W Polsce powódź ta zyskała miano "powodzi tysiąclecia". Wylał Bóbr, Bystrzyca, Kaczawa, Kwisa, Mała Panew, Nysa Kłodzka, Nysa Łużycka, Odra, Olza, Oława, Skora, Szprotawa, Ślęza, Widawa, a także Wisła w górnym biegu. W niektórych miejscach fala powodziowa przekroczyła nawet o 3 m najwyższe odnotowane stany wód. Zalanych zostało ponad 10% powierzchni kraju, musiano ewakuować ponad 150 tys. ludzi. Co najmniej 56 osób poniosło śmierć, a 7 tys. straciło dach nad głową. Woda zerwała ok. 45 mostów i zniszczyła znaczne odcinki dróg, linii kolejowych i wałów przeciwpowodziowych. Poważne straty odnotowano zwłaszcza we Wrocławiu i w Opolu. Szkody oszacowano łącznie na 3,5 miliarda dolarów (12 miliardów złotych). Pod wpływem tych wypadków opracowano system wczesnego ostrzegania przed powodzią.
Przypomnijmy tu jeszcze powódź w Somalii w listopadzie 1997 roku, którą wywołały długotrwałe deszcze. Ponad 2 tys. mieszkańców tego kraju poniosło wówczas śmierć, a 250 tys. straciło dach nad głową. Tragedię pogłębił wybuch epidemii cholery - często spotykany efekt uboczny wylewu rzek.
Podwodne wstrząsy w dniu 17 lipca 1998 roku doprowadziły do powstania 10-metrowej fali, która zalała wybrzeże Papui-Nowej Gwinei, powodując śmierć ok. 6 tys. mieszkańców nadmorskich wiosek. Na koniec wspomnijmy o lawinach błotnych wywołanych ulewnymi deszczami. Dotknęły one mieszkańców Wenezueli w połowie grudnia 1999 roku, zabijając i pozbawiając dachu nad głową tysiące biednych ludzi.

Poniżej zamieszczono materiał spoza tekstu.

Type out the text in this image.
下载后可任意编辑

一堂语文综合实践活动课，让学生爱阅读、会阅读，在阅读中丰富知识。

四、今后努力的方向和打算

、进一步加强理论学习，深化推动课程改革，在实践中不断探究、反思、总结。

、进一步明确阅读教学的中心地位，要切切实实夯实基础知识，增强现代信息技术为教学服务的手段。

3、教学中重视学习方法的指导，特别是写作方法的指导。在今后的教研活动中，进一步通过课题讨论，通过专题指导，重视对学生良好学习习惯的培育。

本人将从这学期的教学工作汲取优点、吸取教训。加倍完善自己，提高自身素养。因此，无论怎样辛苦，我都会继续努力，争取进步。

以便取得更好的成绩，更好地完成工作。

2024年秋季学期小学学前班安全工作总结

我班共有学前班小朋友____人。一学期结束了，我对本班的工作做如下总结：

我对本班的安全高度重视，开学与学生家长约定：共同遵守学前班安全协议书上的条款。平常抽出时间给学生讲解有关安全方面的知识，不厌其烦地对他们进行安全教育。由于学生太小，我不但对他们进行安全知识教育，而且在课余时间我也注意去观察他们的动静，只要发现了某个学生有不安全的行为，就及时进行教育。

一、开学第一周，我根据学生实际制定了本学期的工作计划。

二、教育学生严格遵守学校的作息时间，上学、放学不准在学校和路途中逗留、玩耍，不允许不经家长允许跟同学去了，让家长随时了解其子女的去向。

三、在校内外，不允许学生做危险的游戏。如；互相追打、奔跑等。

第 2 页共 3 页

Tak oto przedstawia się stuletnia walka człowieka z wodnym żywiołem, której przebieg relacjonowała najpierw polska i światowa prasa, a później radio i telewizja. Mogliśmy też śledzić jej kontynuację przez minione 11 lat XXI wieku. Skoro mowa o walce, to utrzymując się w tej konwencji trzeba stwierdzić, że dotychczas zdołano zaledwie uchwycić kilka przyczółków, z których trudno będzie wyprowadzić zwycięską ofensywę. A więc na razie w krytycznych chwilach wypada oderwać się od nieprzyjaciela i wycofać na wyżej położone, z góry upatrzone pozycje.